Сборник «Всегда по эту сторону», на который я уже не раз ссылался, — прекрасная и очень своевременная книга. Образ Виктора Павловича Кина усилиями многих его друзей и составителя тома — С. А. Ляндреса — встает перед нами, живой и неповторимый. В сборнике участвуют двадцать два автора, и пишут они о разных периодах жизни Виктора Кина. Вот он — сын паровозного машиниста, борисоглебский гимназист, организатор первой в городе комсомольской ячейки. Вот Кин — дальневосточный подпольщик. Вот комсомольский газетчик. Вот иностранный корреспондент, представитель ТАСС в Италии и во Франции. Вот Кин — писатель и редактор. Вот он — в трудные годы, незадолго до своей смерти. Среди мемуаристов Лев Славин, Виктор Шкловский, Самуил Маршак, друзья Кина Виктор Шнейдер, Григорий Литинский и другие. И наконец, весь жизненный путь Виктора Кина обнимает лучшая в сборнике, обстоятельная, неторопливая мемуарная повесть жены и друга писателя Ц. И. Кин «Наша молодость». Она занимает пятую часть всей книги и талантливо рисует не только самого Кина, его убеждения, пристрастия, привычки и антипатии, его неосуществившиеся замыслы и планы и великолепное мужество его характера, но и дает верными и точными штрихами историческую панораму времени, в котором он жил и работал. Это вершина книги, ее центр, ее кульминация — «сюжетная» и идейная.

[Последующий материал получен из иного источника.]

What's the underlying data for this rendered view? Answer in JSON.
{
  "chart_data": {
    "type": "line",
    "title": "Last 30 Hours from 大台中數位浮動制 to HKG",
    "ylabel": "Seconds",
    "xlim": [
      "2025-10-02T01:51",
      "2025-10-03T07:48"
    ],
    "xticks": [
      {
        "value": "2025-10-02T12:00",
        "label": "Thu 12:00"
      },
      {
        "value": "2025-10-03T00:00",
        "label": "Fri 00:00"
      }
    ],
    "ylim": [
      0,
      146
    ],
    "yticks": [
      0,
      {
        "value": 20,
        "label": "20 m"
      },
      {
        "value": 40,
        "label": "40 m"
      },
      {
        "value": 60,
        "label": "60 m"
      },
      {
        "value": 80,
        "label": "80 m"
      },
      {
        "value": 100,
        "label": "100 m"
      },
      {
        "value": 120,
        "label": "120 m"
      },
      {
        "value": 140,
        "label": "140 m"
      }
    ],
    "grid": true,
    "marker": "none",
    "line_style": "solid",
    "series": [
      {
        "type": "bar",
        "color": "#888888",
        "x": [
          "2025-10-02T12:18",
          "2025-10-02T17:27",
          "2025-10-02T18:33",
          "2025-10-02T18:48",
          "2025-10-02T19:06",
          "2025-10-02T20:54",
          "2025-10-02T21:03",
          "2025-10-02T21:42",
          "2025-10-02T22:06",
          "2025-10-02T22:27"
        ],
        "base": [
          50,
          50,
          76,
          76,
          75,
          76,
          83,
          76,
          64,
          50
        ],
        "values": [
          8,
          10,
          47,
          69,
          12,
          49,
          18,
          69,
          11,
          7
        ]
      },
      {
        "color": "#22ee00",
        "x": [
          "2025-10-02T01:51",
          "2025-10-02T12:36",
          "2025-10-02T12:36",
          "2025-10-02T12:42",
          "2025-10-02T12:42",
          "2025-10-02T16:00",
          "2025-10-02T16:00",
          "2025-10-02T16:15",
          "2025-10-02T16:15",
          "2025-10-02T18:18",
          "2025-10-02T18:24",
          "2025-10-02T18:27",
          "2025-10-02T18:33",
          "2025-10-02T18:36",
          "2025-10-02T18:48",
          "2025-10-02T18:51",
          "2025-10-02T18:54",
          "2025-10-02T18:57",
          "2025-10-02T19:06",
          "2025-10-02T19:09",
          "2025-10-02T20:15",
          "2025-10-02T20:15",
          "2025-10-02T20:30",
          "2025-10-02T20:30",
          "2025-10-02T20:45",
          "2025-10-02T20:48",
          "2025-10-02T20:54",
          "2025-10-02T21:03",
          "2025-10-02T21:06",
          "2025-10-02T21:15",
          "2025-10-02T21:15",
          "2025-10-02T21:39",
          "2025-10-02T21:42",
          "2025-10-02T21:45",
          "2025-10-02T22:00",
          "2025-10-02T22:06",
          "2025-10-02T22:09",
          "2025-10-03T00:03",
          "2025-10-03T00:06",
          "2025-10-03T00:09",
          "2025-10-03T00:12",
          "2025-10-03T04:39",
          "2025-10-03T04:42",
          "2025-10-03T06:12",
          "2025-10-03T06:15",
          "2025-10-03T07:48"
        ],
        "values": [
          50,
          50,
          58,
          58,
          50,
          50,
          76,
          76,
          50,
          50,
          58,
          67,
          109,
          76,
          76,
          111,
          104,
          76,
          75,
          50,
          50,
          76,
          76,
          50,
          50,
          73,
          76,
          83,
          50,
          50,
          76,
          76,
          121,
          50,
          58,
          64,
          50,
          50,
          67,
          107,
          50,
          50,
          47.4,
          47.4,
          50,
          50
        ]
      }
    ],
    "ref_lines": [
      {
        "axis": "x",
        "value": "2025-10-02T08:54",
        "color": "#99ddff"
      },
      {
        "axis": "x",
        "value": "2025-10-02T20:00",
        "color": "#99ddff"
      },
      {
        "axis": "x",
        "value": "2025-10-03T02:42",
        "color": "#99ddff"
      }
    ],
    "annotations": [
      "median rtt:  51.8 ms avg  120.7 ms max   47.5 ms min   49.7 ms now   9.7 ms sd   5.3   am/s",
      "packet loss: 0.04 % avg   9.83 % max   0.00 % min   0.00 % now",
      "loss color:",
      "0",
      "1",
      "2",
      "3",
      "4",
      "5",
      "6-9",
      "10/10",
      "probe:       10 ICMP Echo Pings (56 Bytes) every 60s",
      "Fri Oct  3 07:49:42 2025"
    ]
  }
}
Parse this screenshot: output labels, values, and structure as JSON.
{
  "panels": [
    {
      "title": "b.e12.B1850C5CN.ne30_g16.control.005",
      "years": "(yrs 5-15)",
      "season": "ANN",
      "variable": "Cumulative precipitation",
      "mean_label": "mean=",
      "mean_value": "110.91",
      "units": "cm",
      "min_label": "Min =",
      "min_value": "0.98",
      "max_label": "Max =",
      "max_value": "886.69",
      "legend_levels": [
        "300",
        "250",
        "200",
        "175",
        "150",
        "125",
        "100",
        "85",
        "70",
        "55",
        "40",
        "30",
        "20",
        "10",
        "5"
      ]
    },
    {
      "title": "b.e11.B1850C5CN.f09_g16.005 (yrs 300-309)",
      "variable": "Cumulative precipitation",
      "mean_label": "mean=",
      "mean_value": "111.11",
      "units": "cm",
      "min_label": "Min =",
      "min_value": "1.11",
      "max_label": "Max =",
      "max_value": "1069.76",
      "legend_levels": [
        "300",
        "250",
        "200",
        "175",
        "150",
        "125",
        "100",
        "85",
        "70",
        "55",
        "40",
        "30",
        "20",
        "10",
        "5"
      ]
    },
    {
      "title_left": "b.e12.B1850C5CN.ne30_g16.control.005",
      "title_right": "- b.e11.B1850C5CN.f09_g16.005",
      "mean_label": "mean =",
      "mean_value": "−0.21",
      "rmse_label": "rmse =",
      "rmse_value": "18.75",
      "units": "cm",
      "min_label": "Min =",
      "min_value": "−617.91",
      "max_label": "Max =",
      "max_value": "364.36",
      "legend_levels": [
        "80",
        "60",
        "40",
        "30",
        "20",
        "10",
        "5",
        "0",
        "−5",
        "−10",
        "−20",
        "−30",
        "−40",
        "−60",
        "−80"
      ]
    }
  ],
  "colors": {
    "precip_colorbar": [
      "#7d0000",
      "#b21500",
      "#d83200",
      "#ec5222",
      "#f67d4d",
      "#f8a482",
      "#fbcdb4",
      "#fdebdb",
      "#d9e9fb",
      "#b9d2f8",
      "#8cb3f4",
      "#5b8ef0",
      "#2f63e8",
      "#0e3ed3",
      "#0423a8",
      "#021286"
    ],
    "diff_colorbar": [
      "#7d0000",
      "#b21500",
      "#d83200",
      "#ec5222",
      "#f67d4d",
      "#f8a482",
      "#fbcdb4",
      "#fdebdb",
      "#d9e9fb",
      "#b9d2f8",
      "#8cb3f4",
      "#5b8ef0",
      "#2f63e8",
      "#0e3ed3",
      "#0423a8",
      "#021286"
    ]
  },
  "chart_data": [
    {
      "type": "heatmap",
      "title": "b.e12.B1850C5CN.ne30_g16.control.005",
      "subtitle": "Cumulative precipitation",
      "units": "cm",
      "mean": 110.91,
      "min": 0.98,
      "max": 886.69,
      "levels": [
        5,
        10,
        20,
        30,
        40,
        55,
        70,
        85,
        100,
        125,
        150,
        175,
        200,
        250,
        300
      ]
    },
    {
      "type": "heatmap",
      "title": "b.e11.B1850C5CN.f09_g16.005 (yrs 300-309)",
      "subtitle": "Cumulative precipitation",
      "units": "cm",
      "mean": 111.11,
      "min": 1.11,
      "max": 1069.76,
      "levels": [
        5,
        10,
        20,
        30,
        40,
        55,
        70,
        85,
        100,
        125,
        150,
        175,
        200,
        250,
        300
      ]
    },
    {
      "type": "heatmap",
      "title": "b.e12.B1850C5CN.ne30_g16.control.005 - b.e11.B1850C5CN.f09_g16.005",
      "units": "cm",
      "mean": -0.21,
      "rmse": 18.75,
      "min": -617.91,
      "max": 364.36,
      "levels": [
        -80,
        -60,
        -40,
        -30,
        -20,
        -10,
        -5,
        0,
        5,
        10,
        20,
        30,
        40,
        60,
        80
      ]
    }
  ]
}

Мне не пришлось побывать в небольшой квартире на Плющихе, а Кин в «Незаконченном романе» писал про Плющиху и поселил в одном из ее невысоких, бледно-желтого цвета домов Безайса, вернувшегося в Москву. Но ощущение такое, словно я сам видел все это. Один из старых товарищей Кина, Николай Тихомиров, участник гражданской войны, принадлежавший почти к тому же поколению — на несколько лет старше, — писал: «Мне помнится, что в одной из комнат очень скромной квартиры Кина стоял буфет и на этом буфете искусным резцом Кина был вырезан стремительно бегущий по волнам под парусом бриг. Много прошло времени с тех пор, как я бывал в этой квартире на Плющихе и любовался искусной работой Кина. Но вот недавно, когда я стал припоминать все, что осталось от тех лет, образ несущегося по волнам брига напомнил мне самого Кина, этого сдержанного, иронического и доброжелательного человека, — всегда он был в стремлении вперед, ввысь. Все, кто близко соприкасался с ним, испытывали на себе облагораживающее влияние этого яркого интеллекта, этого ясного ума и щедрого таланта».
Я не видел вырезанного Кином брига, но видел чудом сохранившуюся (хотя некоторые мачты и пострадали) маленькую, изящную каравеллу, видел маленький шкафчик «с секретом»: надо точно знать нужное место, нажать, и тогда раскроется дверца, сделанная из корешков старых французских книг; видел полку с витыми колонками, видел выточенный из какого-то драгоценного дерева торшер; мне рассказывали о том, что у Кина были, как говорится в народе, «золотые руки» и что по-настоящему он отдыхал за токарным станком или за ювелирной резьбой по дереву. А бриги и каравеллы Кин рисовал еще в своих дальневосточных тетрадях, и я ясно представляю себе тот бриг…
Вокруг Кина всегда было много друзей. В гостеприимной квартире на Плющихе почти постоянно жил кто-нибудь из «беспризорников», так повелось еще с традиций Гоголевского бульвара. Многие другие имели кличку «завсегдатаев». О них хорошо рассказал один из близких Кину людей, журналист Григорий Литинский. Как и я сам, он принадлежит к числу первых читателей «По ту сторону» и воспоминания свои начал именно с того, как в 1928 году студенты Высших литературных курсов восхищались романом и как сам он раздобыл книгу и прочел ее залпом:
«Вот и последняя страница со строкой, звучащей, как стихи:
„Это было его последнее тщеславие“.
У каждого времени свое тщеславие. Герои Кина пришли в литературу как антиподы Растиньяка. Их тщеславие было чистое и благородное, и вся их жизнь как на ладони.
Читая и перечитывая роман, раздумывая о его авторе, я и в мыслях не имел познакомиться с ним лично, но, к моей радости, это знакомство состоялось».